Dimanche matin. Chloé (seul prénom qui ait été modifié), 29 ans, ressasse en boucle les images d’une soirée entre collègues, allongée dans son lit, une assiette de coquillettes crème soja sur les genoux. Sur le chemin du retour, l’euphorie aidant, elle a laissé échapper une remarque qu’elle regrette aujourd’hui. Cette traductrice volubile originaire de Toulouse se revoit sortir de la forêt, près de l’arrêt de tramway, et lancer à l’un de ses supérieurs : « J’étais en train de pisser ! » La réponse a été immédiate, et sèche : « On n’a pas besoin d’être au courant. »

Un autre flash douloureux lui revient en tête : sa prestation au karaoké du restaurant, sur Nuevayol, de Bad Bunny. « Je me dis que ça devait être désagréable de nous écouter. Je me promets de ne plus recommencer », affirme celle qui est montée sur l’estrade portée par quelques Aperol spritz.
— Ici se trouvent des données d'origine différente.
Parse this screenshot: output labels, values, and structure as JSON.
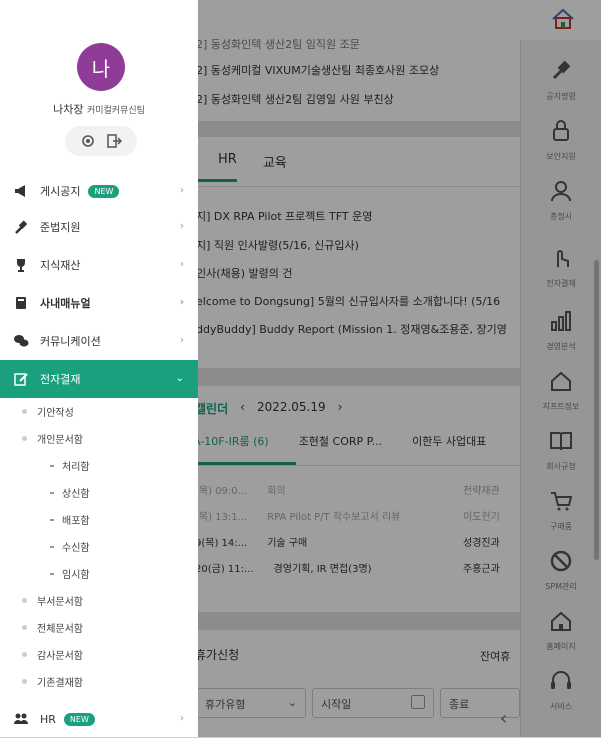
{
  "background": {
    "notices_top": [
      "2] 동성화인텍 생산2팀 임직원 조문",
      "2] 동성케미컬 VIXUM기술생산팀 최종호사원 조모상",
      "2] 동성화인텍 생산2팀 김영일 사원 부친상"
    ],
    "tabs": [
      "HR",
      "교육"
    ],
    "hr_items": [
      "지] DX RPA Pilot 프로젝트 TFT 운영",
      "지] 직원 인사발령(5/16, 신규입사)",
      "인사(채용) 발령의 건",
      "elcome to Dongsung] 5월의 신규입사자를 소개합니다! (5/16",
      "ddyBuddy] Buddy Report (Mission 1. 정재영&조용준, 장기영"
    ],
    "calendar": {
      "title": "캘린더",
      "date": "2022.05.19",
      "tabs": [
        "iA-10F-IR룸 (6)",
        "조현철 CORP P...",
        "이한두 사업대표"
      ],
      "rows": [
        {
          "time": "(목) 09:0...",
          "text": "회의",
          "right": "전략재관"
        },
        {
          "time": "(목) 13:1...",
          "text": "RPA Pilot P/T 착수보고서 리뷰",
          "right": "이도헌기"
        },
        {
          "time": "9(목) 14:...",
          "text": "기술 구매",
          "right": "성경진과"
        },
        {
          "time": "20(금) 11:...",
          "text": "경영기획, IR 면접(3명)",
          "right": "주홍근과"
        }
      ]
    },
    "vacation": {
      "title": "휴가신청",
      "right": "잔여휴",
      "type_placeholder": "휴가유형",
      "start_placeholder": "시작일",
      "end_placeholder": "종료"
    }
  },
  "rail": [
    {
      "label": "공지명령",
      "icon": "gavel-icon"
    },
    {
      "label": "보안지원",
      "icon": "lock-icon"
    },
    {
      "label": "총정시",
      "icon": "person-icon"
    },
    {
      "label": "전자결재",
      "icon": "hand-pointer-icon"
    },
    {
      "label": "경영분석",
      "icon": "bar-chart-icon"
    },
    {
      "label": "지프트정보",
      "icon": "home-outline-icon"
    },
    {
      "label": "회사규정",
      "icon": "book-icon"
    },
    {
      "label": "구매품",
      "icon": "cart-icon"
    },
    {
      "label": "SPM관리",
      "icon": "ban-icon"
    },
    {
      "label": "홈페이지",
      "icon": "home-icon"
    },
    {
      "label": "서비스",
      "icon": "headset-icon"
    }
  ],
  "user": {
    "avatar_initial": "나",
    "name": "나차장",
    "dept": "커미컬커뮤신팀"
  },
  "menu": [
    {
      "label": "게시공지",
      "icon": "megaphone-icon",
      "badge": "NEW"
    },
    {
      "label": "준법지원",
      "icon": "gavel-icon",
      "badge": ""
    },
    {
      "label": "지식재산",
      "icon": "trophy-icon",
      "badge": ""
    },
    {
      "label": "사내매뉴얼",
      "icon": "manual-icon",
      "badge": ""
    },
    {
      "label": "커뮤니케이션",
      "icon": "chat-icon",
      "badge": ""
    },
    {
      "label": "전자결재",
      "icon": "edit-icon",
      "badge": ""
    }
  ],
  "approval_sub": [
    {
      "label": "기안작성",
      "level": 1
    },
    {
      "label": "개인문서함",
      "level": 1
    },
    {
      "label": "처리함",
      "level": 2
    },
    {
      "label": "상신함",
      "level": 2
    },
    {
      "label": "배포함",
      "level": 2
    },
    {
      "label": "수신함",
      "level": 2
    },
    {
      "label": "임시함",
      "level": 2
    },
    {
      "label": "부서문서함",
      "level": 1
    },
    {
      "label": "전체문서함",
      "level": 1
    },
    {
      "label": "감사문서함",
      "level": 1
    },
    {
      "label": "기존결재함",
      "level": 1
    }
  ],
  "hr_menu": {
    "label": "HR",
    "badge": "NEW"
  },
  "colors": {
    "accent": "#1a9f7f",
    "avatar": "#8e3c97"
  }
}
Certains week-ends, Chloé déprime en rembobinant la veille : « Je suis mal, et le moindre détail peut prendre des proportions énormes. » Elle évoque l’« hangxiety », contraction des mots anglais hangover (« gueule de bois ») et anxiety (« anxiété »), qui désigne ce mal-être au réveil. « Sur le moment, l’alcool augmente la dopamine et le GABA (acide aminé qui calme le système nerveux) associés au plaisir et à la relaxation ; sauf que, le jour suivant, la dopamine chute sous son niveau habituel, ce qui crée un sentiment de vide et de tristesse », décrypte Aymeric Petit, médecin psychiatre et addictologue.